Mais à cause de son métier, précisément. Ce métier-là, journaliste (politique, de surcroît), contient une mission première et fondamentale d'information. Ce qui interroge alors, ce sont les conditions dans lesquelles l'information est produite : un-e journaliste qui craint des représailles, ou à tout le moins doit intégrer en amont de sa démarche d'enquête, les conséquences éventuelles pour sa propre personne de ce qu'il/elle révèlera n'est il/elle pas en quelqe sorte "sous influence"? Peut-il/elle faire correctement son métier? Si l'on sort du cas particulier de la dénonciation du sexisme, peut-on enquêter sainement sur toutes sortes de sujets hautement sensibles  (au hasard, les malversations financières, les ambiguïtés de nos dirigeant-es avec la fiscalité, les étranges tour de passe de certains jeux de pouvoir, les affaires de copinage dans les hautes sphères ?), quand on garde incessamment à l'esprit qu'il ne faudra pas que se sache qu'on a juste fait son boulot?

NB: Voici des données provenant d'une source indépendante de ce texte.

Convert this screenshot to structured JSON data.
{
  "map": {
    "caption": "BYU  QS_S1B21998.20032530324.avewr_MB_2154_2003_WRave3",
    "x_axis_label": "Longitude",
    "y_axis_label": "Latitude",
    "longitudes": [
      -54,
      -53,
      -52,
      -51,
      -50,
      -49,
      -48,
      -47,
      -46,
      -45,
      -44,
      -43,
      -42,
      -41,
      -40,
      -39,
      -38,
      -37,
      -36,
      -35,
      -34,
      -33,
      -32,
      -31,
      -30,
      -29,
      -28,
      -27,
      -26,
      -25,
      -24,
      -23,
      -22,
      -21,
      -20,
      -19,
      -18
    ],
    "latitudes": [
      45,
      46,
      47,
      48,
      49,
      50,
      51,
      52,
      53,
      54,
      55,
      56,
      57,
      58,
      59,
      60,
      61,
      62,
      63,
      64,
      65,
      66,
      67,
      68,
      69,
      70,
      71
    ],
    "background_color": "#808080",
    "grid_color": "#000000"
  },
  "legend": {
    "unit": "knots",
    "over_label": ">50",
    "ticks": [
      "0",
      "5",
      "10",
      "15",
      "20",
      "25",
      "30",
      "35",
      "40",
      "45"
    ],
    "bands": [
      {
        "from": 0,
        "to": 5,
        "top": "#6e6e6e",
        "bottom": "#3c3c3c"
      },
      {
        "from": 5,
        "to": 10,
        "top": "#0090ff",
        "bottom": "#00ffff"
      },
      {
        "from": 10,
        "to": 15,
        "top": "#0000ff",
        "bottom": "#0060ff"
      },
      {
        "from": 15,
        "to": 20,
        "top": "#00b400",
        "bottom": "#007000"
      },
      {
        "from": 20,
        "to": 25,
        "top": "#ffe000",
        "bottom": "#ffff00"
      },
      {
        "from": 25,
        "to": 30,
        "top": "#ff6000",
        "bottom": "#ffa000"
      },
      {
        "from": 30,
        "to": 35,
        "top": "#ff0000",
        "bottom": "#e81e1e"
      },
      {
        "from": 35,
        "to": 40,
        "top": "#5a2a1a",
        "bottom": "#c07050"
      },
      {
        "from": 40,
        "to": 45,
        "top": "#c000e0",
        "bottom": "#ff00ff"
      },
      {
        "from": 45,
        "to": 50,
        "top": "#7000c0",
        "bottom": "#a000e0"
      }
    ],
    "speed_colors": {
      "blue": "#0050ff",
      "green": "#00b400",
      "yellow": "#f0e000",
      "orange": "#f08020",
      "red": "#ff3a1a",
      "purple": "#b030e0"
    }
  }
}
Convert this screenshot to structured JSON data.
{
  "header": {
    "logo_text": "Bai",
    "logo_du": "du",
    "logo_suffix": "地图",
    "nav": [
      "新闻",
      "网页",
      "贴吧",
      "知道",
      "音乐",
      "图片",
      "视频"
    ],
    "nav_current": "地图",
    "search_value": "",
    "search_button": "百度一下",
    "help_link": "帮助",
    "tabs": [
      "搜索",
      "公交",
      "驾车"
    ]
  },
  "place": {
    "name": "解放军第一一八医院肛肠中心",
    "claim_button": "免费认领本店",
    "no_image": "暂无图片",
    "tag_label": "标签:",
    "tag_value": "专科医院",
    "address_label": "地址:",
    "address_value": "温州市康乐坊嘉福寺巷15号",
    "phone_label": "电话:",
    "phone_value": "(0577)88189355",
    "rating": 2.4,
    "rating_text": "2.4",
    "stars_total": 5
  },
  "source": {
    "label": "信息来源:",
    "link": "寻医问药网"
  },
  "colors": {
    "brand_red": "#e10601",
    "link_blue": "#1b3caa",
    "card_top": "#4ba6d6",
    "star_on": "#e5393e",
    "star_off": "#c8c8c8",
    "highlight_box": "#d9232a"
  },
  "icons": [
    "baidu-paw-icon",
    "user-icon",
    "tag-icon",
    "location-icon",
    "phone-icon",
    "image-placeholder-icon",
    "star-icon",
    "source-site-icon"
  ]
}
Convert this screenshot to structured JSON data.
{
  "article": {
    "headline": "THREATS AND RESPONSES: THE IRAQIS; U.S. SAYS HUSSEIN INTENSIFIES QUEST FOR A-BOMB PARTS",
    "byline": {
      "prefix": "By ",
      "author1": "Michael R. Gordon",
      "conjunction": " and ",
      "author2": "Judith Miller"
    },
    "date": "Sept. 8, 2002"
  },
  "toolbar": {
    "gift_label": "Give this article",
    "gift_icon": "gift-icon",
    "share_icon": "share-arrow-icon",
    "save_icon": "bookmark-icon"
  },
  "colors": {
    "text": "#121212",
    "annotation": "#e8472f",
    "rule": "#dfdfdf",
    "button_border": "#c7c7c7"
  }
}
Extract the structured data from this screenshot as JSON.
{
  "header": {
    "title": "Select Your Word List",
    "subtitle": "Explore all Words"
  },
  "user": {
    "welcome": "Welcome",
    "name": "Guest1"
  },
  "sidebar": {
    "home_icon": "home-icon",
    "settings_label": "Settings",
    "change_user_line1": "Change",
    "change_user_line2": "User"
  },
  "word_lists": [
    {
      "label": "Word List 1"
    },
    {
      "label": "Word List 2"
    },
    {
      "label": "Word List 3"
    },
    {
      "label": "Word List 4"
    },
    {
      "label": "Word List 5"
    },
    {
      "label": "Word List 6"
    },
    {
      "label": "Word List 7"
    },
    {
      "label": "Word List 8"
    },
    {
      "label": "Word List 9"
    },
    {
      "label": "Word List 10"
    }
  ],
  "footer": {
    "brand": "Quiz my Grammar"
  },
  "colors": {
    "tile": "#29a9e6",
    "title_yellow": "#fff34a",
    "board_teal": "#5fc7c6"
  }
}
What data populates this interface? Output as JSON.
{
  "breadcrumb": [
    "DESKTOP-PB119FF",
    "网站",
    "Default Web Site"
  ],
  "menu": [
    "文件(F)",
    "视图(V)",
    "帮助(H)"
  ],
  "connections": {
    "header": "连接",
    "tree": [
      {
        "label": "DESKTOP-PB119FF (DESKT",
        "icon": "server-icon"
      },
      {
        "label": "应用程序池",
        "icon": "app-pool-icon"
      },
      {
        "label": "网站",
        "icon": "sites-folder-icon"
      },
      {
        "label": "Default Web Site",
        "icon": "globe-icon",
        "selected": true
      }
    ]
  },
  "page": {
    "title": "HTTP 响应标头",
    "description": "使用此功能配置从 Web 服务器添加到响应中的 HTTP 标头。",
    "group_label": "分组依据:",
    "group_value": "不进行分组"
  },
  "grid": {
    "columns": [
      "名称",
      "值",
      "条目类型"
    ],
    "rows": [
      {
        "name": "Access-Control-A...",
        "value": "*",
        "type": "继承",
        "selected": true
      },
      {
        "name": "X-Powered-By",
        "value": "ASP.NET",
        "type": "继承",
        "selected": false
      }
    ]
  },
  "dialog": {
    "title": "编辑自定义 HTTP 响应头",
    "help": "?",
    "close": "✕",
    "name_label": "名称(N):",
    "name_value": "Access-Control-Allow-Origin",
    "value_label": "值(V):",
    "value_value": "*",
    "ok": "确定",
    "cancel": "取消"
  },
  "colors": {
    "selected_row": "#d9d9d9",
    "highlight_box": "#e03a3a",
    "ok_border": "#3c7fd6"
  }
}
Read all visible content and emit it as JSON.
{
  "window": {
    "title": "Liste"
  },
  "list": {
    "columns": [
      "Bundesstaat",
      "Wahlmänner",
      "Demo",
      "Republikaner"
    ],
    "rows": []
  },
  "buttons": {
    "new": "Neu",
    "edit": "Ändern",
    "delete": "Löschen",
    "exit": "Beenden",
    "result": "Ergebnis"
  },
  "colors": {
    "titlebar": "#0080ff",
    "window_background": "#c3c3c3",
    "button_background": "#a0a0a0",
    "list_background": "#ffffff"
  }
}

A moins que le hic vienne précisément du contenu de ce qui est instruit/révélé/dénoncé : serait-il plus valorisant dans une carrière de journaliste d'être l'auteur-e d'un article sur la cooptation entre élites (par exemple, pour rester dans d'équivalentes proportions) que d'un article sur le sexisme décomplexé qui a ordinairement cours parmi ces mêmes élites?

 

3. La préservation du tabou

 

C'est cette hypothèse d'une dénonciation du sexisme peu considérée (voire considérée comme dégradante pour la personne qui témoigne) qui me fait en venir à la troisième (et plus importante) difficulté que cet anonymat/pseudonymat soulève. Il y a, dans le refus de se "griller" en signant de son nom un papier sur le sexisme en politique, une forme d'acceptation du fait. En tout cas, une intégration de l'idée que ce n'est pas glorieux pour soi de faire l'objet de ce sexisme. Comme si, finalement, la personne dont le sexisme dégrade l'image, ce n'est pas l'auteur du propos déplacé, du geste malvenu, du harcèlement caractérisé, mais celle qui les encaisse.

Pourtant, quand il y a une dizaine de jours, on a assisté dans, le reportage d'Envoyé Spécial sur Arnaud Montebourg, à l'une de ses saillies typiques de politiciens qui répondent à une question dérangeante par une remarque condescendante en l'occurrence doublée de misogynie, je m'y suis fait la réflexion suivante : la véritable avancée, c'est qu'une femme journaliste ne coupe pas ce passage au montage.

Il y a quelques années, la plupart d'entre nous passaient sous silence (ou ne parlaient qu'à mots couverts ou bien dans la seule intimité) des agressions sexistes dont elles faisaient l'objet, parce que précisément, elles craignaient que ça se retourne contre elles, que le mépris qui leur était adressé par l'auteur des propos misogynes se propage dans l'esprit des spectacteurs de la situation, ce qui in fine les humilierait publiquement, elles. Quand cette reporter d'Envoyé Spécial conserve la séquence où son interlocuteur tente de la discréditer par une aussi basse sortie machiste, cela dit qu'elle a confiance dans les mentalités pour discerner qui est méprisable : l'auteur du propos méprisant et non sa récipiendaire.

C'est alors un tabou qui saute : le sexisme commence à être considéré, à l'équivalent par exemple du racisme, comme un comportement objectivement détestable, qui fait partie de ce qu'on ne peut accepter de nos élu-es, qui compte à part entière dans la perception que l'on en a et dans l'estime qu'on leur porte (ou pas). Il me semble que ce serait donc une reculade de persister à dénoncer le sexisme à visage couvert, car il n'y a strictement aucune raison d'avoir honte d'en faire l'objet.

La honte a commencé à changer de camp, ne lui rendons pas de trop belles occasions de se reporter sur une peur savamment entretenue de passer pour autre chose que ce que nous sommes. A savoir rien de plus estimable et valorisant que des femmes affirmées, assumées, engagées et courageuses.